We developed a deep learning (DL) algorithm with neutral networks to automatically infer the contrast of a MRI scan based on image intensity of multiple sagittal slices. The DL algorithm consisted of an initial convolutional neural network (CNN), which inferred the contrast on a single slice of the MRI, and a subsequent dense neural network (DNN), which relied on the CNN output to infer a contrast for the entire MRI volume.
We made the implementation openly available here on GitHub, and developed the algorithm in Python with a Theano backend and compiled on Keras. Keras is a high-level software package that provides extensive flexibility to easily design and implement DL algorithms. We created a Python virtual environment named deep_env with the requirements found here. We emperically selected all the parameters that defined the network architecture, including the number and type of layers, the number of layer nodes, and C, the number of final possible contrasts.
We developed two sequential neural networks to identify the brain MRI contrast. The first network was a convolutional neural network that inferred the modality on a sagittal slice. The second network combined the result generated by the first nerwork to infer the modality on the entire volume.
We have uploaded Python scripts that can be used to reproduce our results. Unfortunately the data cannot be released for the public but we expect our results to be reproducible. The Python scripts can be used to (1) define the neural network (NN) acrhitecture, (2) train the NN, and (3) test the DNN.
The modality.save_NNarch_toJson.py script was used to define the architectures of the two networks and save them as .json string files to later be loaded during the training and testing phase. The architecture can be modified to meet different requirements including data size, number of classes (MRI contrast) to model, and architecture parameters.
$ (deep_env) python modality.save_NNarch_toJson.py
Upon execution this script saves .json files that specify the neural network acrhitecture.
The modality.train_CNN.py script was used to train the CNN and the modality.train_DNN.py script was used to train the DNN. The model architecture was loaded from .json string file saved using modality.save_NNarch_toJson.py. The dataset was divided into three sets: training, validation, and testing. The training set was used to estimate the model parameters. The validation set was used to estimate performance after each epoch completed. The testing set was used in a different script to test the model after training completed.
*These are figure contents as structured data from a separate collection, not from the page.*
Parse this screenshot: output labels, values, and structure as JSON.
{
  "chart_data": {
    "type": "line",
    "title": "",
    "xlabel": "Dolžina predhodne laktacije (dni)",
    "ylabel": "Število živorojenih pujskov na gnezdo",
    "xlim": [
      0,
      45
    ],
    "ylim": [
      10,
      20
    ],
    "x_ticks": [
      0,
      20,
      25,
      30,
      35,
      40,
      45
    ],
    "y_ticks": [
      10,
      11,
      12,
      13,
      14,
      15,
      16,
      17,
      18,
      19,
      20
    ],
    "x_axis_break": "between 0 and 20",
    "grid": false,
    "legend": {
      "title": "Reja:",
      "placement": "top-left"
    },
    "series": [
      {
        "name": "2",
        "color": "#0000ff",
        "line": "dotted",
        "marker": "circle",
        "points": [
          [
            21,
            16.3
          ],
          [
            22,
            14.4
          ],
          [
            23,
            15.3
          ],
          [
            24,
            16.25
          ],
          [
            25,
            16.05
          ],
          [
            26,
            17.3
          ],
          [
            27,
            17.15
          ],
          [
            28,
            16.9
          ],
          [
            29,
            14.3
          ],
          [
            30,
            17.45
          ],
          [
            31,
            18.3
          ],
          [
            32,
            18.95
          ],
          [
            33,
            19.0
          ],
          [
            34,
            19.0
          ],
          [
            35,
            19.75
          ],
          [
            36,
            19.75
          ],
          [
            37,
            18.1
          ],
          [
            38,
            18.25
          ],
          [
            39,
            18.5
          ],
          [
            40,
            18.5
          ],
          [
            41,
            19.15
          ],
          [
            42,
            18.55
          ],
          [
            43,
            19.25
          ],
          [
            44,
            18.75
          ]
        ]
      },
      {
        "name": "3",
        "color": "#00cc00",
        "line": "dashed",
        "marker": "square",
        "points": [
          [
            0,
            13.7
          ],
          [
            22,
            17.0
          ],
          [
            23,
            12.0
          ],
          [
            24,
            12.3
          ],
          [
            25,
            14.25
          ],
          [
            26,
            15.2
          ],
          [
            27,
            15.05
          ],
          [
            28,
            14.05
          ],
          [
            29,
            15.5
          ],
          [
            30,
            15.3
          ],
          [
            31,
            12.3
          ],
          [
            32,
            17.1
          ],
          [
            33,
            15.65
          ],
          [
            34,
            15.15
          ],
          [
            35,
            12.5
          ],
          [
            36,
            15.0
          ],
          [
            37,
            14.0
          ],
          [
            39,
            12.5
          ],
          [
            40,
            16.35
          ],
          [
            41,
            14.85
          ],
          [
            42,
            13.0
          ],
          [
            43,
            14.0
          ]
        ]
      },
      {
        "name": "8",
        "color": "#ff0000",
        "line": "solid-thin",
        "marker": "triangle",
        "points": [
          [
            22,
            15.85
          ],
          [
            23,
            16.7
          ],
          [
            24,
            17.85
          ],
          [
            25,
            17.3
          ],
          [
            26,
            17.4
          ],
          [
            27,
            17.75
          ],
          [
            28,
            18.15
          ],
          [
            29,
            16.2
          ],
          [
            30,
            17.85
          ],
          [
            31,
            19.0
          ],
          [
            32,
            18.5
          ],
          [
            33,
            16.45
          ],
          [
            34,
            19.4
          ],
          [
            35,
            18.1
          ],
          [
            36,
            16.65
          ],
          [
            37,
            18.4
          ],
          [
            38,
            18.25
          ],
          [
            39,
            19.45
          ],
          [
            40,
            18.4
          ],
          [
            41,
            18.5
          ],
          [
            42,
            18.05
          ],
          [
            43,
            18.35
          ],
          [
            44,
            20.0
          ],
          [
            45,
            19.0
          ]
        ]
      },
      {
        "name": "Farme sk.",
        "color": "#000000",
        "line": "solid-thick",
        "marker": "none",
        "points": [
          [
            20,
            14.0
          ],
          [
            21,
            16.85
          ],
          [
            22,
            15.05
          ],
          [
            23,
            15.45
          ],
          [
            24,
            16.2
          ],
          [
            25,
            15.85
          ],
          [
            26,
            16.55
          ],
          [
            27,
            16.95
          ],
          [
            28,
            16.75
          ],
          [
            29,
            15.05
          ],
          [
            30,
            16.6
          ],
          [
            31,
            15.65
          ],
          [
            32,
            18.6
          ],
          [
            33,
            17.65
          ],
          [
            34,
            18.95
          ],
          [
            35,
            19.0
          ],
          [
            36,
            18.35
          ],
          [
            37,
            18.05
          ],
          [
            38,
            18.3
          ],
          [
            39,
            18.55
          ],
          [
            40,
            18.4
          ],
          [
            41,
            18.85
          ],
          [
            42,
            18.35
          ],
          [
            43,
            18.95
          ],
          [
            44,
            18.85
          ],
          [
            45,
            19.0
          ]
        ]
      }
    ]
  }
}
The training dataset was too large to load at once so a file_generator was used to generate data as needed by Keras' fit_generator. The training parameters such as number of epochs, number of steps per epoch, and number of samples per steps were determined emperically and can easily be changed by the user. The file_generator populates the numpy arrays needed to train the model from randomly selected MRI volumes within the set. During the training the weights for the model parameters are saved if performance (accuracy and loss) is improved.
$ (deep_env) python modality.train_CNN.py
$ (deep_env) python modality.train_DNN.py
Upon completion this script saves the final weights of the parameters after the number of epochs specified.
The modality.test_DNN.py script was used to test the entire DL algortihm. We used the output generated by the CNN to test the second network, DNN. The model architecture was loaded from .json string f saved using modality.save_NNarch_toJson.py. The dataset was previously divided into three sets: training, validation, and testing. The training and validation sets were used while training the algorithm. The testing set was kept separate from the training and used in this script to test the model after training completed.
$ (deep_env) python modality.test_DNN.py
The MRI volmes in the testing set were iteratively loaded and tested. After iterating through the entire testing set, the average accuracy and a confusion matrix were computed as way to characterize the performance of the algorithm.